= Ingemar Liljefors =

Swedish musician (1906–1981)

Ingmar Kristian Liljefors (13 December 1906 – 14 October 1981) was a Swedish composer, pianist, writer on music, and music educator. Born in Gothenburg, Liljefors was the son of composer and conductor Ruben Liljefors. His own son, Mats Liljefors, is a successful conductor.

In 1933 Liljefors co-founded Fylkingen, a society for experimental music and arts. He served as the first Chairman of that organisation from 1933–1946. He was also the Chairman of Föreningen Svenska Tonsättare (Association of Swedish Composers) from 1947–1963. In 1958 he was named a member of the Royal Swedish Academy of Music. He taught music composition, harmony and piano for many years at the Royal College of Music, Stockholm where he was appointed full professor in 1968. One of his pupils was composer Ruth Schönthal. He died in Stockholm in 1981 at the age of 74.

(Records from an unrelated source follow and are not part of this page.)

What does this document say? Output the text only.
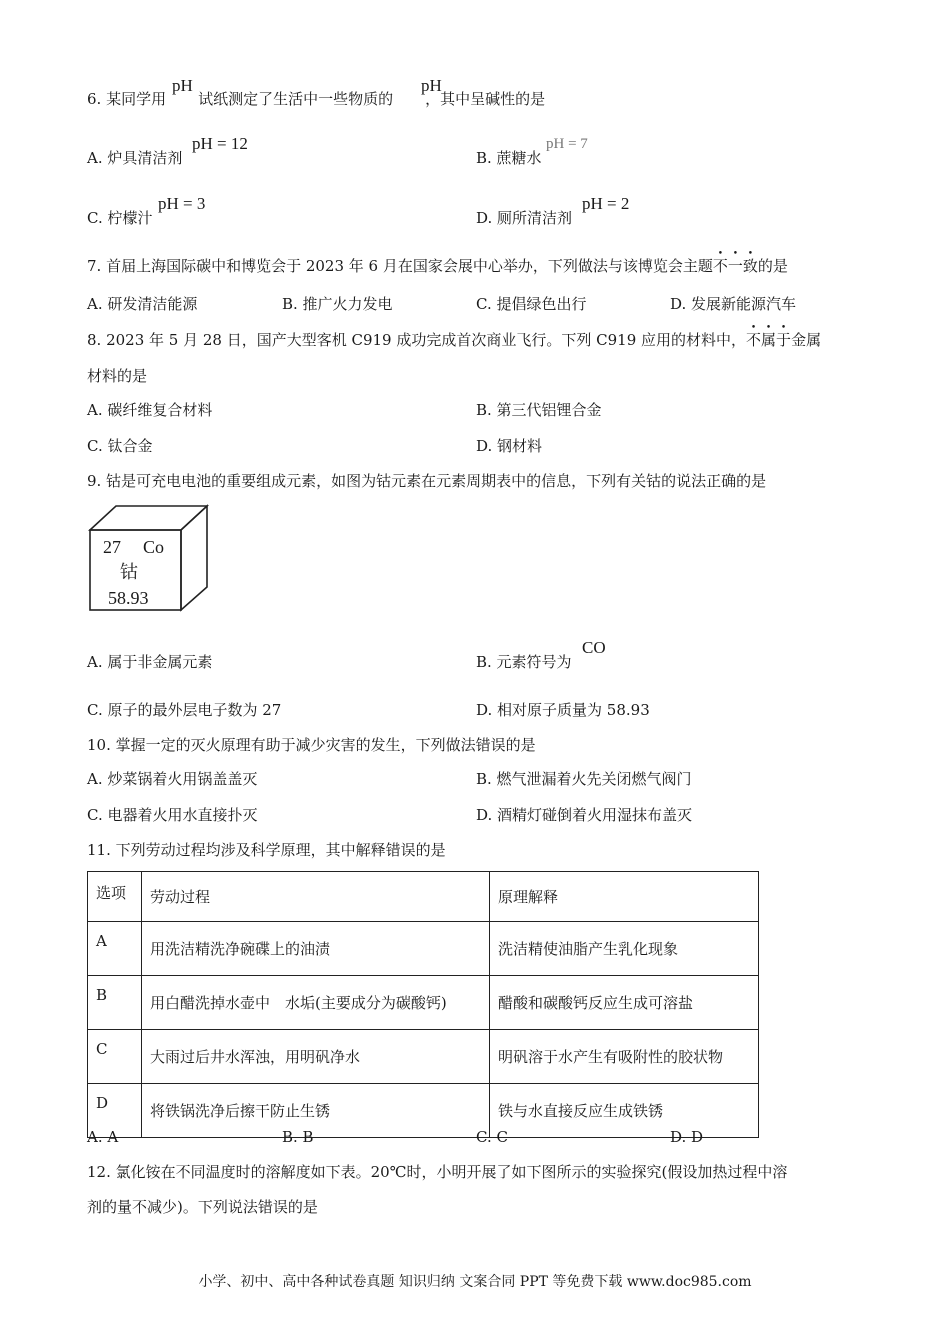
6. 某同学用 试纸测定了生活中一些物质的 ，其中呈碱性的是
pH	pH
A. 炉具清洁剂
pH = 12
B. 蔗糖水
pH = 7
C. 柠檬汁
pH = 3
D. 厕所清洁剂
pH = 2
7. 首届上海国际碳中和博览会于 2023 年 6 月在国家会展中心举办，下列做法与该博览会主题不一致的是
A. 研发清洁能源	B. 推广火力发电	C. 提倡绿色出行	D. 发展新能源汽车
8. 2023 年 5 月 28 日，国产大型客机 C919 成功完成首次商业飞行。下列 C919 应用的材料中，不属于金属
材料的是
A. 碳纤维复合材料	B. 第三代铝锂合金
C. 钛合金	D. 钢材料
9. 钴是可充电电池的重要组成元素，如图为钴元素在元素周期表中的信息，下列有关钴的说法正确的是
27 Co
钴
58.93
A. 属于非金属元素	B. 元素符号为
CO
C. 原子的最外层电子数为 27	D. 相对原子质量为 58.93
10. 掌握一定的灭火原理有助于减少灾害的发生，下列做法错误的是
A. 炒菜锅着火用锅盖盖灭	B. 燃气泄漏着火先关闭燃气阀门
C. 电器着火用水直接扑灭	D. 酒精灯碰倒着火用湿抹布盖灭
11. 下列劳动过程均涉及科学原理，其中解释错误的是
选项	劳动过程	原理解释
A	用洗洁精洗净碗碟上的油渍	洗洁精使油脂产生乳化现象
B	用白醋洗掉水壶中　水垢(主要成分为碳酸钙)	醋酸和碳酸钙反应生成可溶盐
C	大雨过后井水浑浊，用明矾净水	明矾溶于水产生有吸附性的胶状物
D	将铁锅洗净后擦干防止生锈	铁与水直接反应生成铁锈
A. A	B. B	C. C	D. D
12. 氯化铵在不同温度时的溶解度如下表。20℃时，小明开展了如下图所示的实验探究(假设加热过程中溶
剂的量不减少)。下列说法错误的是
小学、初中、高中各种试卷真题 知识归纳 文案合同 PPT 等免费下载 www.doc985.com
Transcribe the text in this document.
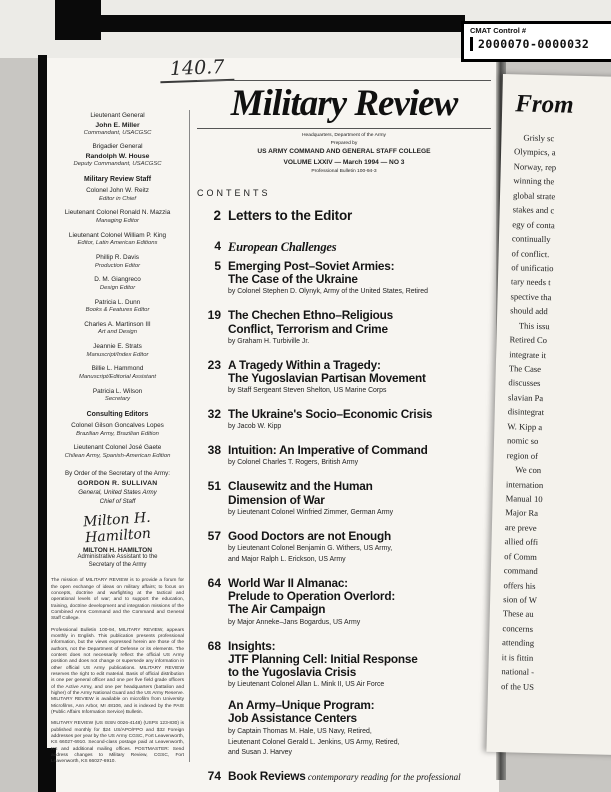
From
Grisly sc
Olympics, a
Norway, rep
winning the
global strate
stakes and c
egy of conta
continually
of conflict.
of unificatio
tary needs t
spective tha
should add
This issu
Retired Co
integrate it
The Case
discusses
slavian Pa
disintegrat
W. Kipp a
nomic so
region of
We con
internation
Manual 10
Major Ra
are preve
allied offi
of Comm
command
offers his
sion of W
These au
concerns
attending
it is fittin
national -
of the US
CMAT Control #
2000070-0000032
140.7
Lieutenant General
John E. Miller
Commandant, USACGSC
Brigadier General
Randolph W. House
Deputy Commandant, USACGSC
Military Review Staff
Colonel John W. Reitz
Editor in Chief
Lieutenant Colonel Ronald N. Mazzia
Managing Editor
Lieutenant Colonel William P. King
Editor, Latin American Editions
Phillip R. Davis
Production Editor
D. M. Giangreco
Design Editor
Patricia L. Dunn
Books & Features Editor
Charles A. Martinson III
Art and Design
Jeannie E. Strats
Manuscript/Index Editor
Billie L. Hammond
Manuscript/Editorial Assistant
Patricia L. Wilson
Secretary
Consulting Editors
Colonel Gilson Goncalves Lopes
Brazilian Army, Brazilian Edition
Lieutenant Colonel José Gaete
Chilean Army, Spanish-American Edition
By Order of the Secretary of the Army:
GORDON R. SULLIVAN
General, United States Army
Chief of Staff
Milton H. Hamilton
MILTON H. HAMILTON
Administrative Assistant to the
Secretary of the Army

The mission of MILITARY REVIEW is to provide a forum for the open exchange of ideas on military affairs; to focus on concepts, doctrine and warfighting at the tactical and operational levels of war; and to support the education, training, doctrine development and integration missions of the Combined Arms Command and the Command and General Staff College.

Professional Bulletin 100-94, MILITARY REVIEW, appears monthly in English. This publication presents professional information, but the views expressed herein are those of the authors, not the Department of Defense or its elements. The content does not necessarily reflect the official US Army position and does not change or supersede any information in other official US Army publications. MILITARY REVIEW reserves the right to edit material. Basis of official distribution is one per general officer and one per five field grade officers of the Active Army, and one per headquarters (battalion and higher) of the Army National Guard and the US Army Reserve. MILITARY REVIEW is available on microfilm from University Microfilms, Ann Arbor, MI 48106, and is indexed by the PAIS (Public Affairs Information Service) Bulletin.

MILITARY REVIEW (US ISSN 0026-4148) (USPS 123-830) is published monthly for $24 US/APO/FPO and $32 Foreign addresses per year by the US Army CGSC, Fort Leavenworth, KS 66027-6910. Second-class postage paid at Leavenworth, KS and additional mailing offices. POSTMASTER: Send address changes to Military Review, CGSC, Fort Leavenworth, KS 66027-6910.

Military Review
Headquarters, Department of the Army
Prepared by
US ARMY COMMAND AND GENERAL STAFF COLLEGE
VOLUME LXXIV — March 1994 — NO 3
Professional Bulletin 100-94-3
CONTENTS
2 Letters to the Editor
4 European Challenges
5 Emerging Post–Soviet Armies:
The Case of the Ukraine
by Colonel Stephen D. Olynyk, Army of the United States, Retired
19 The Chechen Ethno–Religious
Conflict, Terrorism and Crime
by Graham H. Turbiville Jr.
23 A Tragedy Within a Tragedy:
The Yugoslavian Partisan Movement
by Staff Sergeant Steven Shelton, US Marine Corps
32 The Ukraine's Socio–Economic Crisis
by Jacob W. Kipp
38 Intuition: An Imperative of Command
by Colonel Charles T. Rogers, British Army
51 Clausewitz and the Human
Dimension of War
by Lieutenant Colonel Winfried Zimmer, German Army
57 Good Doctors are not Enough
by Lieutenant Colonel Benjamin G. Withers, US Army,
and Major Ralph L. Erickson, US Army
64 World War II Almanac:
Prelude to Operation Overlord:
The Air Campaign
by Major Anneke–Jans Bogardus, US Army
68 Insights:
JTF Planning Cell: Initial Response
to the Yugoslavia Crisis
by Lieutenant Colonel Allan L. Mink II, US Air Force
An Army–Unique Program:
Job Assistance Centers
by Captain Thomas M. Hale, US Navy, Retired,
Lieutenant Colonel Gerald L. Jenkins, US Army, Retired,
and Susan J. Harvey
74 Book Reviews contemporary reading for the professional
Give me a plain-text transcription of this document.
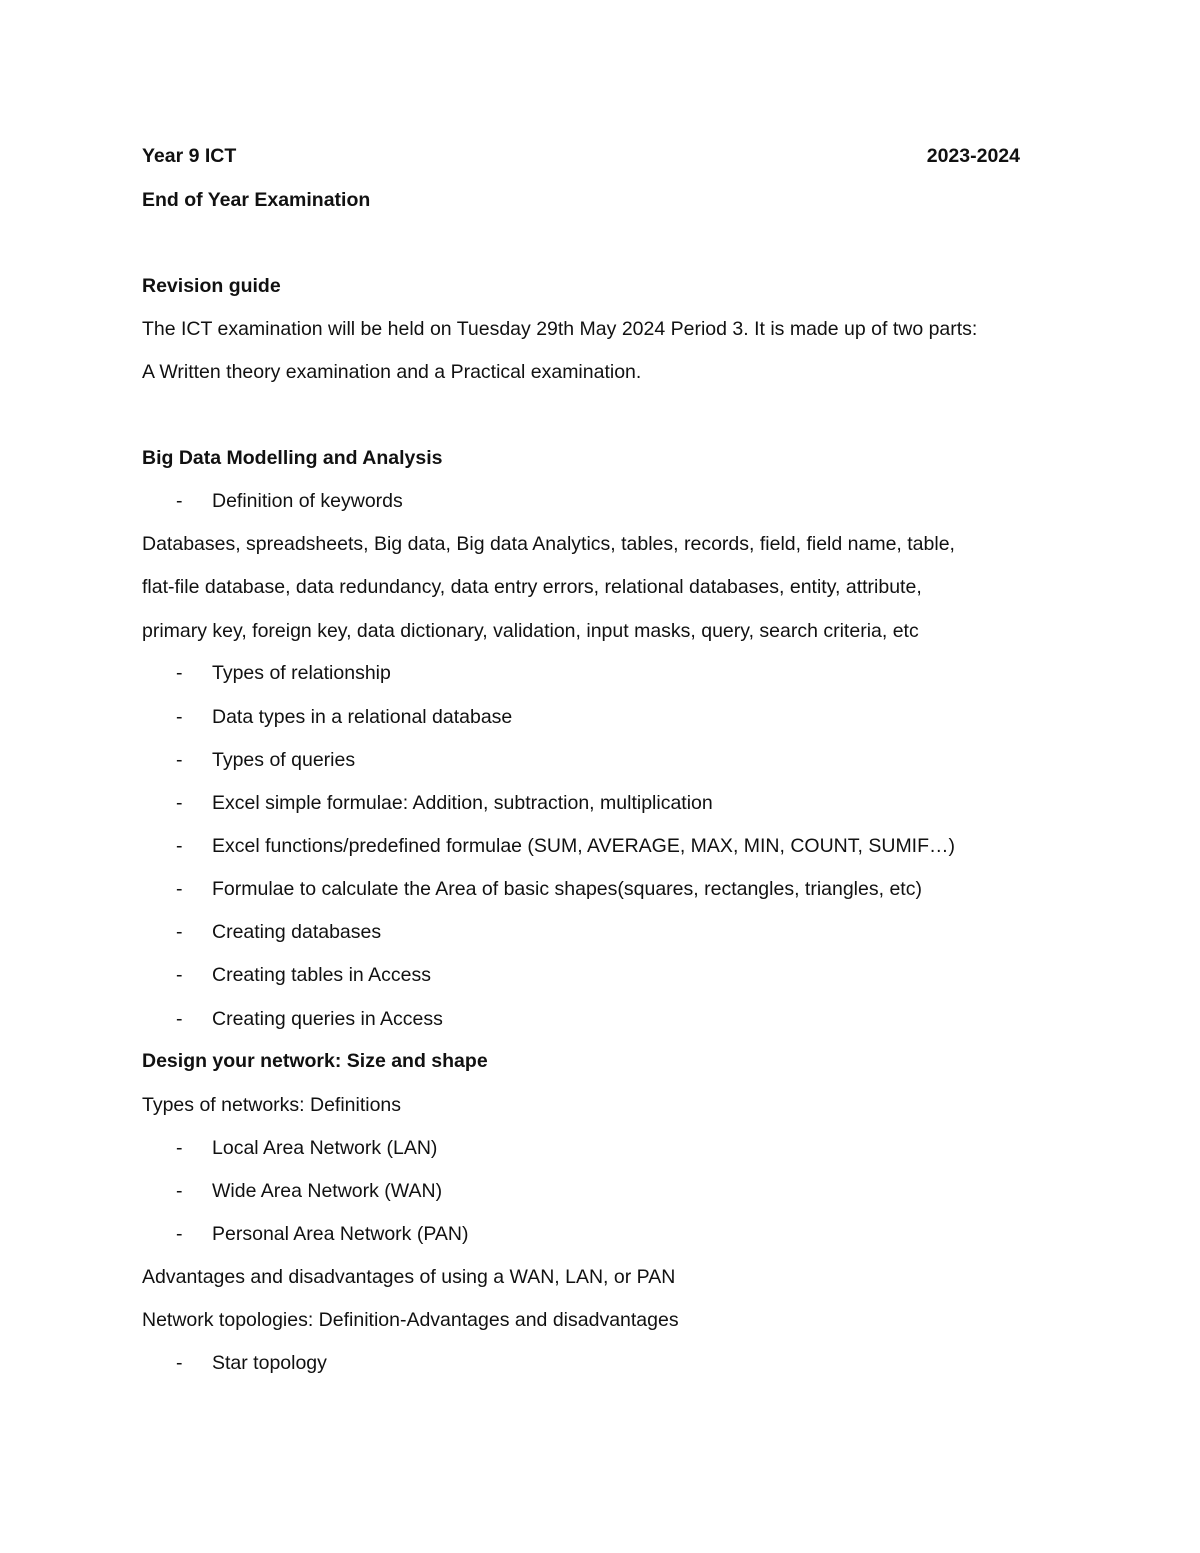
Year 9 ICT	2023-2024
End of Year Examination
Revision guide
The ICT examination will be held on Tuesday 29th May 2024 Period 3. It is made up of two parts:
A Written theory examination and a Practical examination.
Big Data Modelling and Analysis
- Definition of keywords
Databases, spreadsheets, Big data, Big data Analytics, tables, records, field, field name, table,
flat-file database, data redundancy, data entry errors, relational databases, entity, attribute,
primary key, foreign key, data dictionary, validation, input masks, query, search criteria, etc
- Types of relationship
- Data types in a relational database
- Types of queries
- Excel simple formulae: Addition, subtraction, multiplication
- Excel functions/predefined formulae (SUM, AVERAGE, MAX, MIN, COUNT, SUMIF…)
- Formulae to calculate the Area of basic shapes(squares, rectangles, triangles, etc)
- Creating databases
- Creating tables in Access
- Creating queries in Access
Design your network: Size and shape
Types of networks: Definitions
- Local Area Network (LAN)
- Wide Area Network (WAN)
- Personal Area Network (PAN)
Advantages and disadvantages of using a WAN, LAN, or PAN
Network topologies: Definition-Advantages and disadvantages
- Star topology
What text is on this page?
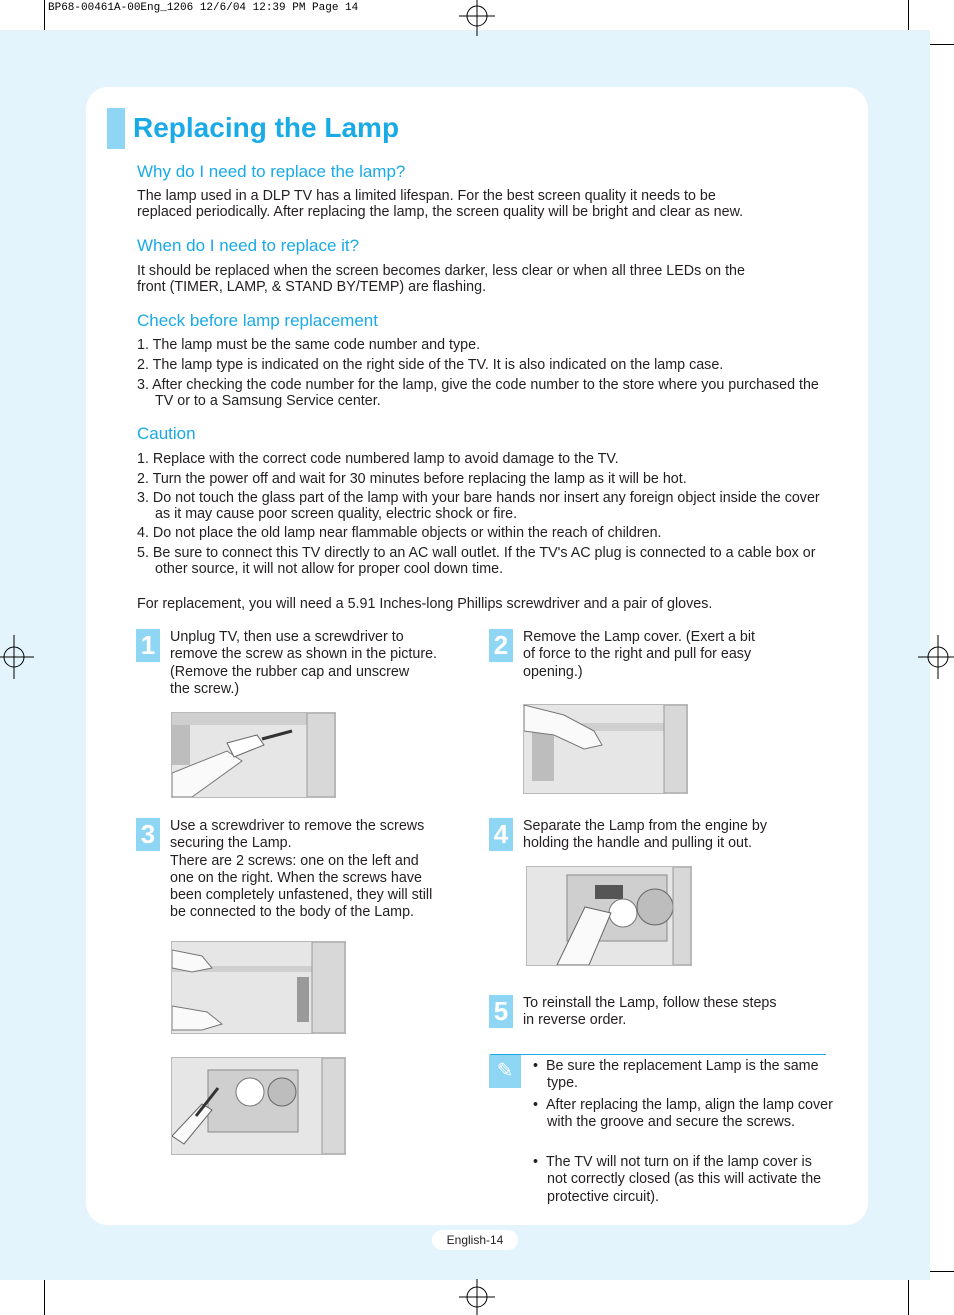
BP68-00461A-00Eng_1206 12/6/04 12:39 PM Page 14
Replacing the Lamp
Why do I need to replace the lamp?
The lamp used in a DLP TV has a limited lifespan. For the best screen quality it needs to be
replaced periodically. After replacing the lamp, the screen quality will be bright and clear as new.
When do I need to replace it?
It should be replaced when the screen becomes darker, less clear or when all three LEDs on the
front (TIMER, LAMP, & STAND BY/TEMP) are flashing.
Check before lamp replacement
1. The lamp must be the same code number and type.
2. The lamp type is indicated on the right side of the TV. It is also indicated on the lamp case.
3. After checking the code number for the lamp, give the code number to the store where you purchased the TV or to a Samsung Service center.
Caution
1. Replace with the correct code numbered lamp to avoid damage to the TV.
2. Turn the power off and wait for 30 minutes before replacing the lamp as it will be hot.
3. Do not touch the glass part of the lamp with your bare hands nor insert any foreign object inside the cover as it may cause poor screen quality, electric shock or fire.
4. Do not place the old lamp near flammable objects or within the reach of children.
5. Be sure to connect this TV directly to an AC wall outlet. If the TV's AC plug is connected to a cable box or other source, it will not allow for proper cool down time.
For replacement, you will need a 5.91 Inches-long Phillips screwdriver and a pair of gloves.
1	Unplug TV, then use a screwdriver to
remove the screw as shown in the picture.
(Remove the rubber cap and unscrew
the screw.)
2	Remove the Lamp cover. (Exert a bit
of force to the right and pull for easy
opening.)
3	Use a screwdriver to remove the screws
securing the Lamp.
There are 2 screws: one on the left and
one on the right. When the screws have
been completely unfastened, they will still
be connected to the body of the Lamp.
4	Separate the Lamp from the engine by
holding the handle and pulling it out.
5	To reinstall the Lamp, follow these steps
in reverse order.
✎	•  Be sure the replacement Lamp is the same type.
•  After replacing the lamp, align the lamp cover with the groove and secure the screws.
•  The TV will not turn on if the lamp cover is not correctly closed (as this will activate the protective circuit).
English-14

In addition to teaching in the classroom, Liljefors also wrote several music theory textbooks which were used by many music schools in his native country. These included Harmonilärans grunder med ackordanalys enligt funktionsteorien (C.A.V. Lundberg, 1937), Harmonisk analys enligt funktionsteorien (C. A. V. Lundholm, 1951), Romantisk harmonik ur pedagogisk synvinkel (Nordiska Musikförlaget, 1969), and Harmonik och sats: Schubert till Ravel (Erika, 1976). As a composer, his output included an opera, a symphony, several works for string orchestra, a piano and a violin concerto, a concertino, a rhapsody for piano and orchestra, many solo piano pieces and songs, and numerous chamber music works. His compositions were characterized by their use of elements of Swedish folk music, particularly with regard to rhythm.